Respiratory irritation

Endpoint conclusion

Endpoint conclusion:

no study available

Additional information

An in vitro study was performed for the assessment of skin irritation on a reconstructed human epidermis (RhE; epiCS®). The experiment was carried out in accordance to OECD TG 439 with the neat substance. 30 mg of the test item was applied topically on the RhE, plus 30 µL saline to moisten and ensure good contact with the tissue surface. After an exposure period of 20 minutes (room temperature) and a post-exposure incubation of 42 hours (37 °C, 5 % CO2, maximum humidity), the cell viability was 91.8 %, as measured by a MTT conversion assay. The test item was thus not considered to have an irritant potential to the skin.

Further available is an in vitro study for assessing ocular irritation. This study was conducted in a human corneal epithelial cell model (HCE; Episkin, France). The model is recognized in the scientific community as a highly valuable model for the identification of substances that do not require classification for serious eye damage/eye irritancy (e.g. Cotovio et al., Toxicol. in Vitro, 24, 2010, 523 -537), and is routinely used by cosmetic and pharmaceutical companies.

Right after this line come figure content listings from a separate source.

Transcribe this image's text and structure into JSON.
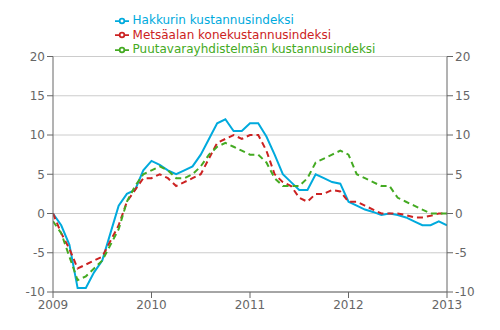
{
  "chart_data": {
    "type": "line",
    "x": [
      2009.0,
      2009.0833333333,
      2009.1666666667,
      2009.25,
      2009.3333333333,
      2009.4166666667,
      2009.5,
      2009.5833333333,
      2009.6666666667,
      2009.75,
      2009.8333333333,
      2009.9166666667,
      2010.0,
      2010.0833333333,
      2010.1666666667,
      2010.25,
      2010.3333333333,
      2010.4166666667,
      2010.5,
      2010.5833333333,
      2010.6666666667,
      2010.75,
      2010.8333333333,
      2010.9166666667,
      2011.0,
      2011.0833333333,
      2011.1666666667,
      2011.25,
      2011.3333333333,
      2011.4166666667,
      2011.5,
      2011.5833333333,
      2011.6666666667,
      2011.75,
      2011.8333333333,
      2011.9166666667,
      2012.0,
      2012.0833333333,
      2012.1666666667,
      2012.25,
      2012.3333333333,
      2012.4166666667,
      2012.5,
      2012.5833333333,
      2012.6666666667,
      2012.75,
      2012.8333333333,
      2012.9166666667,
      2013.0
    ],
    "series": [
      {
        "name": "Hakkurin kustannusindeksi",
        "color": "#00aadd",
        "line_style": "solid",
        "values": [
          0.0,
          -1.5,
          -4.0,
          -9.5,
          -9.5,
          -7.5,
          -6.0,
          -2.5,
          1.0,
          2.5,
          3.0,
          5.5,
          6.7,
          6.2,
          5.5,
          5.0,
          5.5,
          6.0,
          7.5,
          9.5,
          11.5,
          12.0,
          10.5,
          10.5,
          11.5,
          11.5,
          9.8,
          7.5,
          5.0,
          4.0,
          3.0,
          3.0,
          5.0,
          4.5,
          4.0,
          3.8,
          1.5,
          1.0,
          0.5,
          0.2,
          -0.2,
          0.0,
          -0.2,
          -0.5,
          -1.0,
          -1.5,
          -1.5,
          -1.0,
          -1.5
        ]
      },
      {
        "name": "Metsäalan konekustannusindeksi",
        "color": "#cc2222",
        "line_style": "dashed",
        "values": [
          0.0,
          -2.5,
          -4.5,
          -7.0,
          -6.5,
          -6.0,
          -5.5,
          -3.5,
          -1.5,
          1.5,
          3.0,
          4.5,
          4.5,
          5.0,
          4.5,
          3.5,
          4.0,
          4.5,
          5.0,
          7.0,
          9.0,
          9.5,
          10.0,
          9.5,
          10.0,
          10.0,
          8.0,
          5.0,
          4.0,
          3.5,
          2.0,
          1.5,
          2.5,
          2.5,
          3.0,
          2.8,
          1.5,
          1.5,
          1.0,
          0.5,
          0.0,
          0.0,
          0.0,
          -0.2,
          -0.5,
          -0.5,
          -0.3,
          0.0,
          0.0
        ]
      },
      {
        "name": "Puutavarayhdistelmän kustannusindeksi",
        "color": "#44aa22",
        "line_style": "dashed",
        "values": [
          -1.0,
          -2.5,
          -5.5,
          -8.5,
          -8.0,
          -7.0,
          -6.0,
          -4.0,
          -2.0,
          1.5,
          3.5,
          5.0,
          5.5,
          6.0,
          5.5,
          4.5,
          4.5,
          5.0,
          6.0,
          7.5,
          8.5,
          9.0,
          8.5,
          8.0,
          7.5,
          7.5,
          6.5,
          4.5,
          3.5,
          3.5,
          3.5,
          4.5,
          6.5,
          7.0,
          7.5,
          8.0,
          7.5,
          5.0,
          4.5,
          4.0,
          3.5,
          3.5,
          2.0,
          1.5,
          1.0,
          0.5,
          0.0,
          0.0,
          0.0
        ]
      }
    ],
    "xlim": [
      2009.0,
      2013.0
    ],
    "xticks": [
      2009,
      2010,
      2011,
      2012,
      2013
    ],
    "ylim": [
      -10,
      20
    ],
    "yticks": [
      -10,
      -5,
      0,
      5,
      10,
      15,
      20
    ],
    "y2lim": [
      -10,
      20
    ],
    "y2ticks": [
      -10,
      -5,
      0,
      5,
      10,
      15,
      20
    ],
    "grid": true,
    "legend": "top"
  }
}
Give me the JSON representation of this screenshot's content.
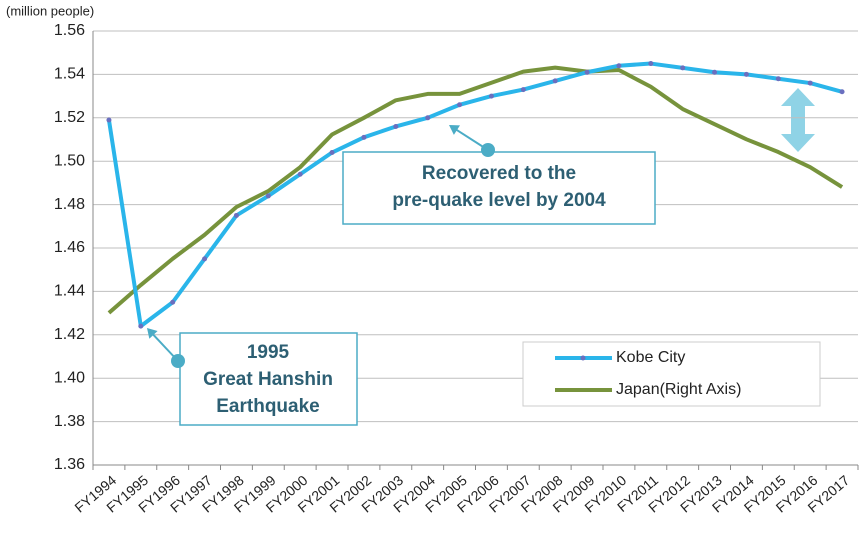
{
  "chart_data": {
    "type": "line",
    "y_label": "(million people)",
    "categories": [
      "FY1994",
      "FY1995",
      "FY1996",
      "FY1997",
      "FY1998",
      "FY1999",
      "FY2000",
      "FY2001",
      "FY2002",
      "FY2003",
      "FY2004",
      "FY2005",
      "FY2006",
      "FY2007",
      "FY2008",
      "FY2009",
      "FY2010",
      "FY2011",
      "FY2012",
      "FY2013",
      "FY2014",
      "FY2015",
      "FY2016",
      "FY2017"
    ],
    "series": [
      {
        "name": "Kobe City",
        "color": "#2ab5ea",
        "marker_color": "#6a6fbf",
        "axis": "y",
        "values": [
          1.519,
          1.424,
          1.435,
          1.455,
          1.475,
          1.484,
          1.494,
          1.504,
          1.511,
          1.516,
          1.52,
          1.526,
          1.53,
          1.533,
          1.537,
          1.541,
          1.544,
          1.545,
          1.543,
          1.541,
          1.54,
          1.538,
          1.536,
          1.532
        ]
      },
      {
        "name": "Japan(Right Axis)",
        "color": "#77933c",
        "axis": "y2",
        "values": [
          125.0,
          125.35,
          125.68,
          125.98,
          126.33,
          126.53,
          126.83,
          127.24,
          127.45,
          127.67,
          127.75,
          127.75,
          127.89,
          128.03,
          128.08,
          128.03,
          128.05,
          127.84,
          127.56,
          127.37,
          127.18,
          127.02,
          126.83,
          126.58
        ]
      }
    ],
    "ylim": [
      1.36,
      1.56
    ],
    "yticks": [
      1.36,
      1.38,
      {
        "value": 1.4,
        "label": "1.40"
      },
      1.42,
      1.44,
      1.46,
      1.48,
      {
        "value": 1.5,
        "label": "1.50"
      },
      1.52,
      1.54,
      1.56
    ],
    "y2lim": [
      123.09,
      128.54
    ],
    "grid": true,
    "legend": "lower-right",
    "annotations": [
      {
        "lines": [
          "1995",
          "Great Hanshin",
          "Earthquake"
        ]
      },
      {
        "lines": [
          "Recovered to the",
          "pre-quake level by 2004"
        ]
      }
    ]
  }
}
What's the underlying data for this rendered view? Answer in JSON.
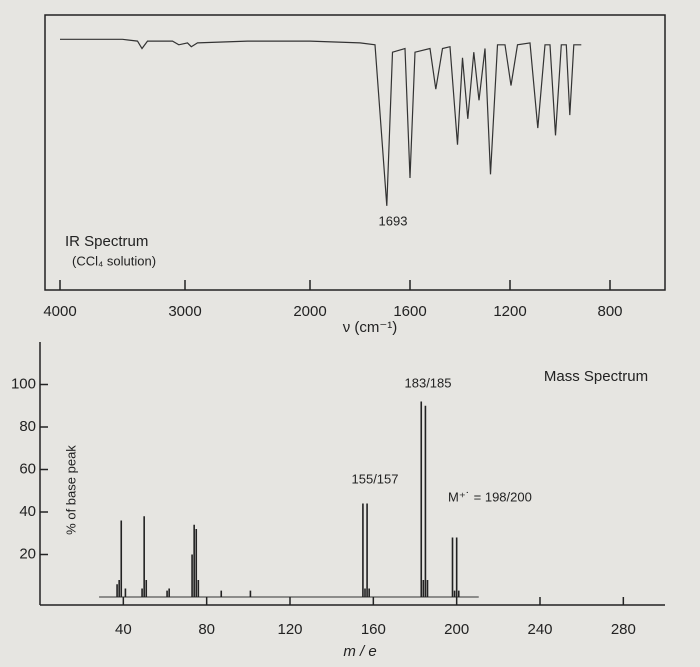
{
  "chart_data": [
    {
      "type": "line",
      "title": "IR Spectrum",
      "subtitle": "(CCl₄ solution)",
      "x_label": "ν (cm⁻¹)",
      "annotations": [
        "1693"
      ],
      "x": [
        4000,
        3500,
        3380,
        3344,
        3300,
        3100,
        3050,
        2980,
        2950,
        2900,
        2500,
        2000,
        1800,
        1740,
        1693,
        1670,
        1620,
        1600,
        1580,
        1520,
        1497,
        1470,
        1440,
        1410,
        1390,
        1369,
        1345,
        1324,
        1300,
        1278,
        1250,
        1220,
        1196,
        1170,
        1120,
        1089,
        1060,
        1040,
        1018,
        995,
        975,
        961,
        945,
        915
      ],
      "values": [
        95,
        95,
        94,
        90,
        94,
        94,
        92,
        93,
        91,
        93,
        94,
        94,
        93,
        92,
        5,
        88,
        90,
        20,
        88,
        90,
        68,
        90,
        91,
        38,
        85,
        52,
        88,
        62,
        90,
        22,
        92,
        92,
        70,
        92,
        93,
        47,
        92,
        92,
        43,
        92,
        92,
        54,
        92,
        92
      ],
      "xlim": [
        4000,
        600
      ],
      "xticks": [
        4000,
        3000,
        2000,
        1600,
        1200,
        800
      ],
      "ylim": [
        0,
        100
      ],
      "color": "#333333"
    },
    {
      "type": "bar",
      "title": "Mass Spectrum",
      "x_label": "m / e",
      "y_label": "% of base peak",
      "annotations": [
        "183/185",
        "155/157",
        "M⁺˙ = 198/200"
      ],
      "x": [
        37,
        38,
        39,
        41,
        49,
        50,
        51,
        61,
        62,
        73,
        74,
        75,
        76,
        87,
        101,
        155,
        156,
        157,
        158,
        183,
        184,
        185,
        186,
        198,
        199,
        200,
        201
      ],
      "values": [
        6,
        8,
        36,
        4,
        4,
        38,
        8,
        3,
        4,
        20,
        34,
        32,
        8,
        3,
        3,
        44,
        4,
        44,
        4,
        92,
        8,
        90,
        8,
        28,
        3,
        28,
        3
      ],
      "xlim": [
        0,
        300
      ],
      "ylim": [
        0,
        120
      ],
      "xticks": [
        40,
        80,
        120,
        160,
        200,
        240,
        280
      ],
      "yticks": [
        20,
        40,
        60,
        80,
        100
      ],
      "color": "#222222"
    }
  ]
}
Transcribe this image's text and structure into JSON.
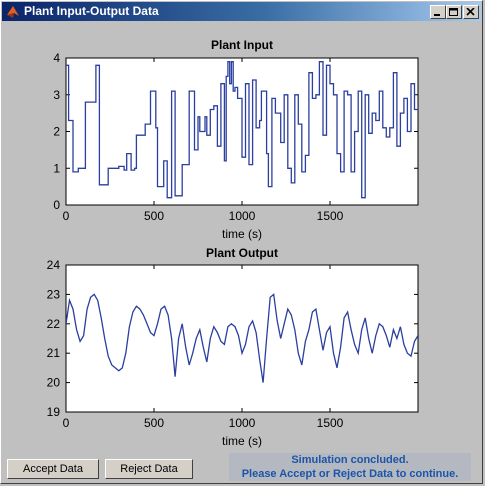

In this study 30 mg of this test item was applied topically to the reconstructed HCE tissue (plus 30 µL PBS to moisten and ensure good contact with the skin). After an exposure period of 60 minutes (room temperature), followed by a 16 hours post-treatment incubation period (37 °C, 5 % CO2, maximum humidity), the cell viability was 93.4 %, as measured by a MTT conversion assay. Based on this assay no potential for eye irritation was concluded.

Justification for classification or non-classification

No classification concluded for Skin Irritation/Corrosion or Damage to the Eye according to Regulation (EC) No 1272/2008, Annex I.